Maximum Length of Chain

The basic idea of this approach is to break the original problem into sub-problems. Let us sort the array/list of pairs by the first integer in non-decreasing order and define a recursive function 

getLength(int i)

Which returns the length of the longest chain which ends at pairs[i]. As per given in the problem statement pair[i] can follow a pair[j] (for any integer ‘j’) if pairs[i][0] > pairs[j][1]. Since the array/list is sorted in nondecreasing order and also it is given that the second integer is always greater than the first integer in any pair, ‘j’ must be less than ‘i’. 

Therefore, we can define getLength(i) = max(getLength(i), getLength(j) + 1) if j < i and ( pairs[i][0] > pairs[j][1] ) holds true.

Now, consider the following steps to implement getLength(i) :

• If (i == 0) then return 1 because a single pair will make a chain of length one.
• Otherwise, initialize a variable “ans” to one which stores the length of the longest chain ending at pairs[i] start traversing the array/list using a variable ‘j’ such that ‘j’ < ‘i’
  • If pairs[i][0] > pairs[j][1] then update ans = max(ans, 1 + getLength(j) )
• Return “ans”.

O(2 ^ N), Where ‘N’ is the number of pairs in the given array/list.

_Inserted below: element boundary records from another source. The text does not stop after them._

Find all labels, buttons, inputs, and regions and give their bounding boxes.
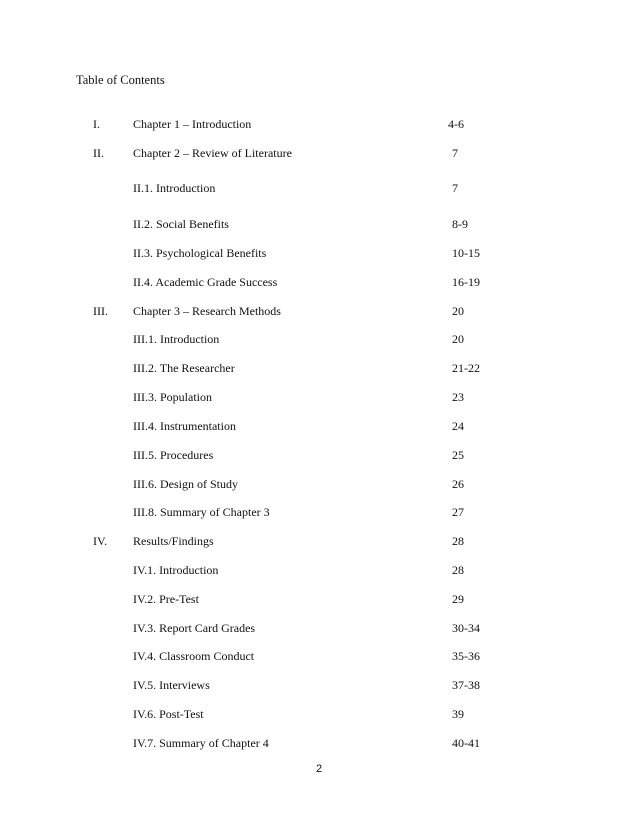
toc-entry-pages: 16-19 xyxy=(452,275,480,289)
toc-entry xyxy=(0,591,638,607)
toc-entry-pages: 25 xyxy=(452,448,464,462)
toc-entry-pages: 21-22 xyxy=(452,361,480,375)
toc-entry xyxy=(0,562,638,578)
toc-entry xyxy=(0,360,638,376)
toc-entry xyxy=(0,216,638,232)
toc-entry-pages: 39 xyxy=(452,707,464,721)
toc-entry-number: III. xyxy=(93,304,108,318)
toc-entry-pages: 28 xyxy=(452,534,464,548)
toc-entry-pages: 20 xyxy=(452,304,464,318)
toc-entry-number: IV. xyxy=(93,534,108,548)
toc-entry-pages: 40-41 xyxy=(452,736,480,750)
toc-entry-label: III.2. The Researcher xyxy=(133,361,235,375)
toc-entry-pages: 30-34 xyxy=(452,621,480,635)
toc-entry-label: IV.6. Post-Test xyxy=(133,707,204,721)
toc-entry-label: IV.1. Introduction xyxy=(133,563,219,577)
toc-entry xyxy=(0,389,638,405)
toc-entry xyxy=(0,331,638,347)
toc-entry-label: II.1. Introduction xyxy=(133,181,216,195)
toc-entry-label: IV.4. Classroom Conduct xyxy=(133,649,255,663)
toc-entry xyxy=(0,418,638,434)
toc-entry xyxy=(0,274,638,290)
toc-entry xyxy=(0,533,638,549)
toc-entry-label: Chapter 3 – Research Methods xyxy=(133,304,281,318)
toc-entry-pages: 26 xyxy=(452,477,464,491)
toc-entry-label: III.3. Population xyxy=(133,390,212,404)
toc-entry-label: II.2. Social Benefits xyxy=(133,217,229,231)
toc-entry-pages: 27 xyxy=(452,505,464,519)
toc-entry xyxy=(0,145,638,161)
toc-entry xyxy=(0,706,638,722)
toc-entry-label: Chapter 2 – Review of Literature xyxy=(133,146,292,160)
toc-entry xyxy=(0,476,638,492)
toc-entry-pages: 20 xyxy=(452,332,464,346)
toc-entry xyxy=(0,735,638,751)
toc-entry-label: III.5. Procedures xyxy=(133,448,214,462)
toc-entry xyxy=(0,648,638,664)
toc-entry-label: Chapter 1 – Introduction xyxy=(133,117,252,131)
toc-entry-number: I. xyxy=(93,117,100,131)
toc-entry-pages: 28 xyxy=(452,563,464,577)
toc-entry xyxy=(0,447,638,463)
toc-entry xyxy=(0,620,638,636)
toc-entry-label: III.8. Summary of Chapter 3 xyxy=(133,505,270,519)
toc-entry-label: IV.3. Report Card Grades xyxy=(133,621,256,635)
toc-entry-pages: 7 xyxy=(452,181,458,195)
toc-entry-label: III.1. Introduction xyxy=(133,332,220,346)
toc-entry-pages: 37-38 xyxy=(452,678,480,692)
toc-entry-label: IV.2. Pre-Test xyxy=(133,592,199,606)
toc-entry-pages: 7 xyxy=(452,146,458,160)
toc-entry xyxy=(0,677,638,693)
toc-entry-label: IV.7. Summary of Chapter 4 xyxy=(133,736,269,750)
toc-entry-label: III.6. Design of Study xyxy=(133,477,238,491)
toc-entry xyxy=(0,504,638,520)
toc-entry-label: III.4. Instrumentation xyxy=(133,419,236,433)
toc-entry-pages: 10-15 xyxy=(452,246,480,260)
toc-entry-pages: 35-36 xyxy=(452,649,480,663)
toc-entry xyxy=(0,180,638,196)
toc-entry-label: IV.5. Interviews xyxy=(133,678,210,692)
toc-entry xyxy=(0,245,638,261)
page-number: 2 xyxy=(315,763,323,775)
toc-entry-pages: 29 xyxy=(452,592,464,606)
toc-entry-label: II.4. Academic Grade Success xyxy=(133,275,278,289)
toc-entry-pages: 4-6 xyxy=(448,117,464,131)
toc-title: Table of Contents xyxy=(76,73,165,87)
toc-entry xyxy=(0,116,638,132)
toc-entry-number: II. xyxy=(93,146,104,160)
toc-entry-label: Results/Findings xyxy=(133,534,214,548)
toc-entry-pages: 24 xyxy=(452,419,464,433)
toc-entry-label: II.3. Psychological Benefits xyxy=(133,246,267,260)
toc-entry xyxy=(0,303,638,319)
toc-entry-pages: 23 xyxy=(452,390,464,404)
toc-entry-pages: 8-9 xyxy=(452,217,468,231)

Since we are using a recursive function which can be defined as f(n) = f(n - 1) + f(n - 2) + . . . + f(1) in the worst case. So the few steps of finding the complexity are below

First, look at the problem as :

	F(N) = a F(N - 1) + c So,
	F(1) = a * F(0) + c = a + c
	F(2) = a * F(1) + c = a*a + a * c + c
	F(3) = a * F(2) + c = a * a * a + a * a * c + a * c + c

Note that this creates a pattern. specifically:

    F(N) = sum(a ^ j c ^ (n - j), j = 0, ..., N)

Put c = 1 gives,

    F(N) = sum(a ^ j, j = 0, ..., N)

This is a geometric series, which evaluates to :

    F(N) = (1 - a ^ (N + 1)) / (1 - a)
         = (1 / (1 - a)) - (1 / (1 - a)) a ^ N
         = (1 / (a - 1))(-1 + a ^ (N + 1))
	For N >= 0.

Note that this formula is the same as given above for c=1 using the z-transform method. 

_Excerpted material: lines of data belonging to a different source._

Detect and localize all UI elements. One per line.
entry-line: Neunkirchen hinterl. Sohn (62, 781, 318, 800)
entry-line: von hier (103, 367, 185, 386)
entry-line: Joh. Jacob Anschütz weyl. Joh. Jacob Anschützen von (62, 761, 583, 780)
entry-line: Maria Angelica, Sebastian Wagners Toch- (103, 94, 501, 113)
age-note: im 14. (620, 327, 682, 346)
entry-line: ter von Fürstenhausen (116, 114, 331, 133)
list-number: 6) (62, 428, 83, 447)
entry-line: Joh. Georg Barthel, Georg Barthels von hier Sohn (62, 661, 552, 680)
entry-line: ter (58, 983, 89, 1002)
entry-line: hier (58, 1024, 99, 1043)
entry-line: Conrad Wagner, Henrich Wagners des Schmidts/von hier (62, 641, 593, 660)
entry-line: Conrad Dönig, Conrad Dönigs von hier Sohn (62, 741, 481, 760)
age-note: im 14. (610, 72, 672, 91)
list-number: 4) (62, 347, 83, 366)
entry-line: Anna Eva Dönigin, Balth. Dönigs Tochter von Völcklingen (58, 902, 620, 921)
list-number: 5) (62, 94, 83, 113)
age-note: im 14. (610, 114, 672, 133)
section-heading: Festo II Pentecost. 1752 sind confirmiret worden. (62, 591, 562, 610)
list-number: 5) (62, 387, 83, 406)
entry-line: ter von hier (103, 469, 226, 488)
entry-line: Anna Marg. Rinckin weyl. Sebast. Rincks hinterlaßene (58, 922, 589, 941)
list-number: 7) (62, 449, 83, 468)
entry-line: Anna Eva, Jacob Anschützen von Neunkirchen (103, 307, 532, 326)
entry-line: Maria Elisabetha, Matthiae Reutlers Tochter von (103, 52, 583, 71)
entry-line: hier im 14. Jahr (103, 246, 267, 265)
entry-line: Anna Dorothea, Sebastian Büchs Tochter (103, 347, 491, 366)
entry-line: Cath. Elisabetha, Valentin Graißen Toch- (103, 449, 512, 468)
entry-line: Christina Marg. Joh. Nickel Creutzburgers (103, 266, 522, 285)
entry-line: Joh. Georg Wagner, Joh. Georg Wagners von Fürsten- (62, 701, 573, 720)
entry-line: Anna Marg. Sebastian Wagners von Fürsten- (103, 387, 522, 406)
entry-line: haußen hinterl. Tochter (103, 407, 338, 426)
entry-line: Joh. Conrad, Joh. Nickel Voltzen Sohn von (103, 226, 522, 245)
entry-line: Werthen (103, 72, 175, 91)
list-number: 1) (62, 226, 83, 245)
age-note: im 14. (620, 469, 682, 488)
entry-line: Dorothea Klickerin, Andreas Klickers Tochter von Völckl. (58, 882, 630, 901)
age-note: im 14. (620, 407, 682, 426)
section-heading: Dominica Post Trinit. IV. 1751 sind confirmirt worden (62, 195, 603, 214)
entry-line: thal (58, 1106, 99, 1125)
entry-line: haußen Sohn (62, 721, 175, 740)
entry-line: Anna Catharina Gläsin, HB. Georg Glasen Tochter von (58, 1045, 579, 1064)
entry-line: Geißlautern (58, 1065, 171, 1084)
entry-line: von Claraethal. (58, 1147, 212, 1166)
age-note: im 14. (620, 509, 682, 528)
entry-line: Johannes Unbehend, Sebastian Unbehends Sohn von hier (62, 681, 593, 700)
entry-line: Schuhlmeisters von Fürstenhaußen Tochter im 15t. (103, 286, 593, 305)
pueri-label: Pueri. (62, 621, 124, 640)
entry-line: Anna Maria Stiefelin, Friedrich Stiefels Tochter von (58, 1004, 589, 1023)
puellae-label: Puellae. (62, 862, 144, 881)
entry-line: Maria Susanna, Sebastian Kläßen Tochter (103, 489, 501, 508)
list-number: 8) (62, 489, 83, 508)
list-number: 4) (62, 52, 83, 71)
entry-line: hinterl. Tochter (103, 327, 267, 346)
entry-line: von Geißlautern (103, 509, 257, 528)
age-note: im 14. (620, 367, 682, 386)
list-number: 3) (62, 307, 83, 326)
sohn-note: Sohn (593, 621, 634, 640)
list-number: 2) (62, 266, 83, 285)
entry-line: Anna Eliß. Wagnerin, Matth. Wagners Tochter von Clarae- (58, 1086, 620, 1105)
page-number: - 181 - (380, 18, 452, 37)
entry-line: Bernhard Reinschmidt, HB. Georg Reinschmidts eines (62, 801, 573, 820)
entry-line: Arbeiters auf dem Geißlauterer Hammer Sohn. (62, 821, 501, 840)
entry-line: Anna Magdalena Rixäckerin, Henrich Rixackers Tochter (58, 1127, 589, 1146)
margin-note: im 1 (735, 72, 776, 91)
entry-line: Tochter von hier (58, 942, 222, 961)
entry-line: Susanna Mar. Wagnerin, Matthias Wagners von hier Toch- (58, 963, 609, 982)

Again, O(a ^ N). Put a = 2 because our problem split into two sub-problems. So overall time complexity will be O(2 ^ N).

O(N), where ‘N’ is the number of pairs.

Since we are using a recursive function where there may be ‘N’ states present in the recursive call stack in the worst case. So the overall space complexity will be O(N).